- Born: March 25, 1933 Detroit, Michigan, U.S.
- Died: July 1, 2019 (aged 86) New York City, New York, U.S.
- Education: Traphagen School of Fashion, Fashion Institute of Technology
- Years active: 1960s–1980s
- Known for: Fashion Design

= Arthur McGee =

American fashion designer (1933–2019)

Arthur Lee McGee (March 25, 1933 – July 1, 2019) was an American fashion designer. In 1957 he became the first African American designer to run a design studio on Seventh Avenue in the Garment District in New York City.

== Early life and education ==
Arthur Lee McGee was born on March 25, 1933, in Detroit, Michigan. His mother Rose was a dressmaker, who created her own original designs and taught her son about fashion in his early childhood. As his mother liked hats, a young McGee determined to learn hat making so he could gift her one.

He attended the Traphagen School of Fashion in New York City after winning a scholarship contest, graduating in 1951 in Costume Design. He continued his studies in millinery and apparel design at Fashion Institute of Technology (FIT). During this time he studied with the pioneering fashion designer Charles James. He dropped out of FIT in 1956 after being told there were no jobs for Black designers, with the Dean suggesting he look for work as a presser.

== Career ==
He spoke openly about poor treatment in design offices early on, where peers failed to recognize McGee as a fashion designer, even when he was dressed in designer clothing, due to his race. In his first jobs he was allowed to create designs and construct clothing, but disallowed from using his own name. Upon opening a small space in Greenwich Village and selling clothing to a few celebrities one weekend, McGee earned work from Broadway shows in need of costumes.

By 1957, at the age of 24, he was head of design at the women's fashion label Bobby Brooks, Inc. He was the first African American to hold this position at an established Seventh Avenue apparel company.

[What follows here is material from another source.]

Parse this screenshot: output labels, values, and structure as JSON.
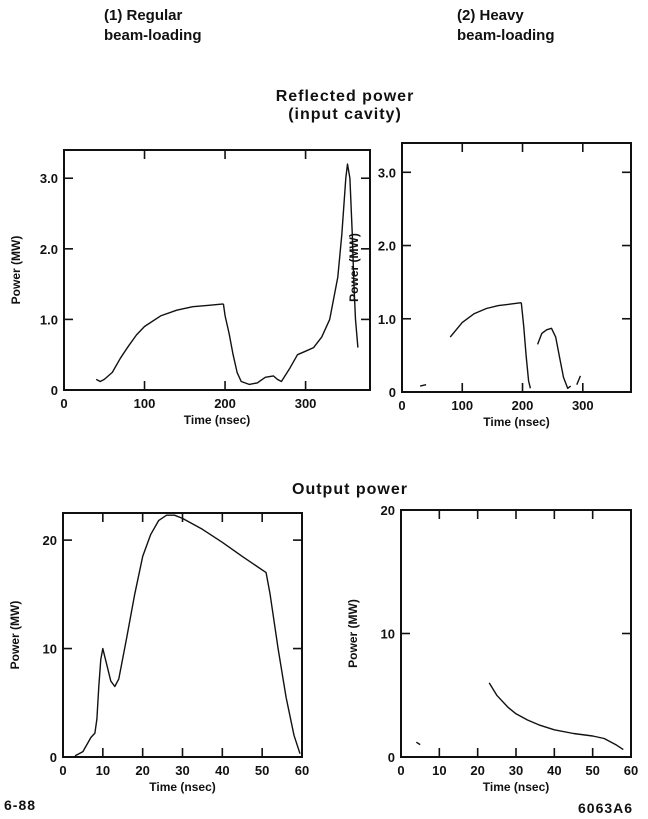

McGee's clothing designs drew inspiration from African and Asian fashion traditions, often featuring looser silhouettes and African textiles. He was most active from the 1960s through the 1980s. In 1960s he opened his own design store on St. Mark’s Place in New York City. During the 1960s and 1970s he worked for College Town of Boston, a collegiate themed women's apparel company. His designs were sold at major department stores including Saks Fifth Avenue, Bloomingdale’s, Henri Bendel, and Bergdorf Goodman, in many cases marking the first time these stores carried work by an African American designer.

Amongst his celebrity clients were stars such as Lena Horne, Sybil Burton, Cicely Tyson, and Stevie Wonder. He designed musician Dexter Gordon's custom suit for the 1987 Academy Awards, when he was received an Oscar nomination for his role in the film Round Midnight.

== Death and legacy ==
McGee died July 1, 2019, at the age of 86, in a nursing home in New York City after a long battle with illness.

McGee had been a mentor to fashion designer, Willi Smith. And McGee influenced many younger designers of the 1970s including, Stephen Burrows, Scott Barrie, B. Michael, Jeffrey Banks, and James Daugherty. His work is included in various public museum collections including the Metropolitan Museum of Art, National Museum of African American History and Culture, among others.

McGee's work was featured on the television show Antiques Roadshow (Season 24 Episode 30).